Water, housing, and flock monitoring continue to attract investment across every production system. Nanobubble water treatment operating across 12 poultry units has generated data covering more than 50 million birds, linking drinking water condition with hygiene, line cleanliness, and flock performance.

The fall in registered operators provides a second constraint. A larger land area can coexist with fewer businesses when holdings consolidate, registrations change, or smaller processors leave the market, leaving resilience dependent on the number, location, and capability of active operators rather than hectares alone.

Organic food and drink sales continued rising during 2025, increasing pressure to align demand with domestic production. Where supply fails to develop at the same pace, manufacturers face imported raw materials, restricted availability, or price premiums that prevent products moving beyond specialist ranges.

Organic launches also require longer preparation than a conventional recipe change. Supplier certification, audit schedules, ingredient availability, minimum order quantities, storage separation, packaging, artwork, and retailer approval can decide whether the product remains commercially workable.

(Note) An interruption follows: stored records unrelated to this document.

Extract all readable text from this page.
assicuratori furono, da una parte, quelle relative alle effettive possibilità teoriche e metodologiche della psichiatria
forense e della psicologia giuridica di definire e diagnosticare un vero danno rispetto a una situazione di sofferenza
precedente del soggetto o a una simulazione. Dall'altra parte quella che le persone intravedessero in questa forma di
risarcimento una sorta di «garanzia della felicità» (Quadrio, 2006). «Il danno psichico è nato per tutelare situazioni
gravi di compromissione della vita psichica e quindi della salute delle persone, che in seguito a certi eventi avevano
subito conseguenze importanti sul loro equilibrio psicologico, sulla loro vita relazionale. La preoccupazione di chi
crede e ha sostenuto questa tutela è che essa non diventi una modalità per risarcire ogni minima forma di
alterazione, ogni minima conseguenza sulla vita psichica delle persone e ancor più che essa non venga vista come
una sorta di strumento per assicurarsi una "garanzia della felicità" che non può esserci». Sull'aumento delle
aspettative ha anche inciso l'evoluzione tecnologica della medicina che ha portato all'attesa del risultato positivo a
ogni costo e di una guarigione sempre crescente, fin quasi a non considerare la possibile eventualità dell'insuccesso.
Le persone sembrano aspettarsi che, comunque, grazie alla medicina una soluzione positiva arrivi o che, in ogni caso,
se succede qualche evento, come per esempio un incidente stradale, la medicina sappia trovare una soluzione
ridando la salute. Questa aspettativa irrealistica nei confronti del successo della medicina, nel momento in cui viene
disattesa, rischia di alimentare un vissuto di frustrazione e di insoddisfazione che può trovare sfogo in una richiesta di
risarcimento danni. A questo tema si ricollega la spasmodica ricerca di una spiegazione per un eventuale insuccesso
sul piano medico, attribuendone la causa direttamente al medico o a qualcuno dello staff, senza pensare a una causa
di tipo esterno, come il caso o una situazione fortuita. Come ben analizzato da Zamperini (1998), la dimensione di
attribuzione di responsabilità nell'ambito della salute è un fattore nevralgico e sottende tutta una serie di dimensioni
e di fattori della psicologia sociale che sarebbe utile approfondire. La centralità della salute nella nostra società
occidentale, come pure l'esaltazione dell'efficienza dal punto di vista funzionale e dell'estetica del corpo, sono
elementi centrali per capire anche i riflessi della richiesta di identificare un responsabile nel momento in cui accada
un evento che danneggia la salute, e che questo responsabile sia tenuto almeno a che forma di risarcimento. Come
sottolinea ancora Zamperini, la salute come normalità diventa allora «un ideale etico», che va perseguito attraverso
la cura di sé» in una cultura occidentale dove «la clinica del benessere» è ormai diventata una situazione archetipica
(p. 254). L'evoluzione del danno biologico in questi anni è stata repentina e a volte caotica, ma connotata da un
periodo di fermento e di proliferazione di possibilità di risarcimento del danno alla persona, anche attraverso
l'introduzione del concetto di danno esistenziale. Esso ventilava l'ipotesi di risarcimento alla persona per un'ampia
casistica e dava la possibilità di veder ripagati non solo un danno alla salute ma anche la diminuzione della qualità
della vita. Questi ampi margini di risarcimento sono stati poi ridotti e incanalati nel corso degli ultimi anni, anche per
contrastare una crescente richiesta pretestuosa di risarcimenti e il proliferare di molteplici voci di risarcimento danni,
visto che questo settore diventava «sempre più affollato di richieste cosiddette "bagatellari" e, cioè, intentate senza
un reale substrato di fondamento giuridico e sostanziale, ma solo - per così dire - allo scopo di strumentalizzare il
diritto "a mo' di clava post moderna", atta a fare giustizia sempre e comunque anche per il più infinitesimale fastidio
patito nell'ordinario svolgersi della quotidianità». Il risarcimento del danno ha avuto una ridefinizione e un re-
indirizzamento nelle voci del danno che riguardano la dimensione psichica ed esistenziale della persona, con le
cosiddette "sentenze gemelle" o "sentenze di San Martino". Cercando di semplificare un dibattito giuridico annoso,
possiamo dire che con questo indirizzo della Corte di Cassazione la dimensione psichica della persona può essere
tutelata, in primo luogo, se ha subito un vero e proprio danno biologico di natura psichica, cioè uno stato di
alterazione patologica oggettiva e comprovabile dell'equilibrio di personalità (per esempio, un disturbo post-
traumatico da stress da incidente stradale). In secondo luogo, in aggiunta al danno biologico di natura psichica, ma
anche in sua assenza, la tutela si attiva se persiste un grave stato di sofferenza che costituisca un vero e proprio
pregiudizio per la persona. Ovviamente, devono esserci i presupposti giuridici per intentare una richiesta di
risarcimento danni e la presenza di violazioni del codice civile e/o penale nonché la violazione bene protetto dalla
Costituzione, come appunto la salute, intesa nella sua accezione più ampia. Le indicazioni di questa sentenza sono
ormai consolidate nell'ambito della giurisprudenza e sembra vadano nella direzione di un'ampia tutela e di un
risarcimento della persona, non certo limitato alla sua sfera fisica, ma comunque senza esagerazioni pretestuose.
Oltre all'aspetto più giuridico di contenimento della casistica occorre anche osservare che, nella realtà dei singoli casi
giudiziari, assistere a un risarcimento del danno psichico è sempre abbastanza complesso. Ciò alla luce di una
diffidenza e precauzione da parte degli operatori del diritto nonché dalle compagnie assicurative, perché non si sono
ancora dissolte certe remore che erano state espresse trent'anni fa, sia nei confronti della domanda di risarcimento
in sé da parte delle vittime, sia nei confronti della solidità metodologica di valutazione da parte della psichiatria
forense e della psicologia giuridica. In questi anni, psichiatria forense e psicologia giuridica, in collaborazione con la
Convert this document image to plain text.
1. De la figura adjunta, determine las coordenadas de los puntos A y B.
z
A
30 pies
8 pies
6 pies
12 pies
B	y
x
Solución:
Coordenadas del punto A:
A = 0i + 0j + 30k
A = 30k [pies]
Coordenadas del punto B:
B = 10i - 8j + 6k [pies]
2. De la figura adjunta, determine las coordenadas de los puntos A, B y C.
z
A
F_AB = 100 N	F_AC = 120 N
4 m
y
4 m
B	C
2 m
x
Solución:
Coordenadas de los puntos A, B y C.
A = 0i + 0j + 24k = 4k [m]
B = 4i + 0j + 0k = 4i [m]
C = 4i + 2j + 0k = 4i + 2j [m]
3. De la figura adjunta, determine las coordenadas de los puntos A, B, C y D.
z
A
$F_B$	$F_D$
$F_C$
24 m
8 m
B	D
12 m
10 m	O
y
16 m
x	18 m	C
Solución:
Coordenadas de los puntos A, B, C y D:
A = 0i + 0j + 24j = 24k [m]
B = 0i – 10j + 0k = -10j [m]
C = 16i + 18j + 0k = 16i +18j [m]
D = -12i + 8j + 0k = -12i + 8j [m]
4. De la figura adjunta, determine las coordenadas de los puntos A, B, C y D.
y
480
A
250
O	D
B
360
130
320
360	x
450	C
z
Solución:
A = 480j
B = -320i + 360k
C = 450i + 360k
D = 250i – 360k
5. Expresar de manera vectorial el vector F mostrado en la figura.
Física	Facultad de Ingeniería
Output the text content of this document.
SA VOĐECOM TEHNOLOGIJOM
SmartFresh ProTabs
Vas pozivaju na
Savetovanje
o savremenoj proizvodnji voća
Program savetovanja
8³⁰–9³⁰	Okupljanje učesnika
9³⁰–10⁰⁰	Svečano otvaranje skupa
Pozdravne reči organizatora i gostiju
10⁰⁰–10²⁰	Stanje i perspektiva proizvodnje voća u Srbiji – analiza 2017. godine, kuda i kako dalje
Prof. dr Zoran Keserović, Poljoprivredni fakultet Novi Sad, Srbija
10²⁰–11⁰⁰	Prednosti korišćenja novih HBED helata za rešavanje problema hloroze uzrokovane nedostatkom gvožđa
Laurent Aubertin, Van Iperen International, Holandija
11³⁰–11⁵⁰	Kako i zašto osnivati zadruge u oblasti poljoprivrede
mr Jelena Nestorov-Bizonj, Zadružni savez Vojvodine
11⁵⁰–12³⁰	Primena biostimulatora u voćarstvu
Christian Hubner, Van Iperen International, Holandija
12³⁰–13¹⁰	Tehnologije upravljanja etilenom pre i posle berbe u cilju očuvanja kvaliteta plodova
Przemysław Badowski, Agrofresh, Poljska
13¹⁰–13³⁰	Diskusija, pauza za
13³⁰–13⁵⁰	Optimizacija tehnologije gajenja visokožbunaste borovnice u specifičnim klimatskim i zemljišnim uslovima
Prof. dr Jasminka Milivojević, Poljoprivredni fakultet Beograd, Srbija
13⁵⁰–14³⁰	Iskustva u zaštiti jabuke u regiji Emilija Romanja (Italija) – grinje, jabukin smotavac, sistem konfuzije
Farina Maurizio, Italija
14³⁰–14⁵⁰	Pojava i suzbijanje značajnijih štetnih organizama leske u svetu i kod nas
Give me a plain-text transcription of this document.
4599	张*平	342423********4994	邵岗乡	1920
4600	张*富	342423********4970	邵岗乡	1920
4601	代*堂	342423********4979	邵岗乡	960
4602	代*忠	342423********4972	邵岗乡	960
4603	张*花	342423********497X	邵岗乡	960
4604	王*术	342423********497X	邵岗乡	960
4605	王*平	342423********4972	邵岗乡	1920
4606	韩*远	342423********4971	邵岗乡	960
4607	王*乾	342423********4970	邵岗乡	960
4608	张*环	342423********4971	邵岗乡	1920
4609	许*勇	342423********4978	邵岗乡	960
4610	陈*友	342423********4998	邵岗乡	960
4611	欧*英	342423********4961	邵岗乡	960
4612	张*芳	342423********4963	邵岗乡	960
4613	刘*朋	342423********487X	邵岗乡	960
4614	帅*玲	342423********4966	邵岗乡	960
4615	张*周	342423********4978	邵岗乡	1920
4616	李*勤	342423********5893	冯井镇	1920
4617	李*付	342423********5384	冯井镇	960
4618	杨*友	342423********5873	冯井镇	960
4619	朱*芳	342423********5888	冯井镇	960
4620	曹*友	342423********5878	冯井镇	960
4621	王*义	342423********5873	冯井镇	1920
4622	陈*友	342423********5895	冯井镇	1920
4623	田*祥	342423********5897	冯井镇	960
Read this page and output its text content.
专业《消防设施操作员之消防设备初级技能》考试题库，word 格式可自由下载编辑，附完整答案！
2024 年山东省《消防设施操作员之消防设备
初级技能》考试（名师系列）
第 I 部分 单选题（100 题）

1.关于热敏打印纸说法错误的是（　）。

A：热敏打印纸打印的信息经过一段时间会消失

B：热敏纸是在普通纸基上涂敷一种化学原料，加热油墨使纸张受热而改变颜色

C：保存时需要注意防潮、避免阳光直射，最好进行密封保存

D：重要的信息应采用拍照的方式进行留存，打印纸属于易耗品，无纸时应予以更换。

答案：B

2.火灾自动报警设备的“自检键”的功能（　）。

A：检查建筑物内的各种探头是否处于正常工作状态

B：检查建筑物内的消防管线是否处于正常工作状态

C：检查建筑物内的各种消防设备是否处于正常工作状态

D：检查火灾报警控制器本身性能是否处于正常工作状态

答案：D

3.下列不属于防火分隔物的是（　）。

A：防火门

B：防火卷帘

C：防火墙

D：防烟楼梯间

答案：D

The 79,000 hectares now in conversion could widen supplies of feed crops, vegetables, fruit, and livestock during the coming years, provided that farms have a credible outlet once certification is complete. Without processing capacity and committed buyers, additional land does not automatically become saleable manufactured food.

The 2025 figures therefore show expansion and constraint operating together. Organic land is growing, but poultry numbers and operator registrations remain under pressure, leaving the manufacturing opportunity dependent on whether new certified production emerges in the right locations and at sufficient scale for efficient factory use.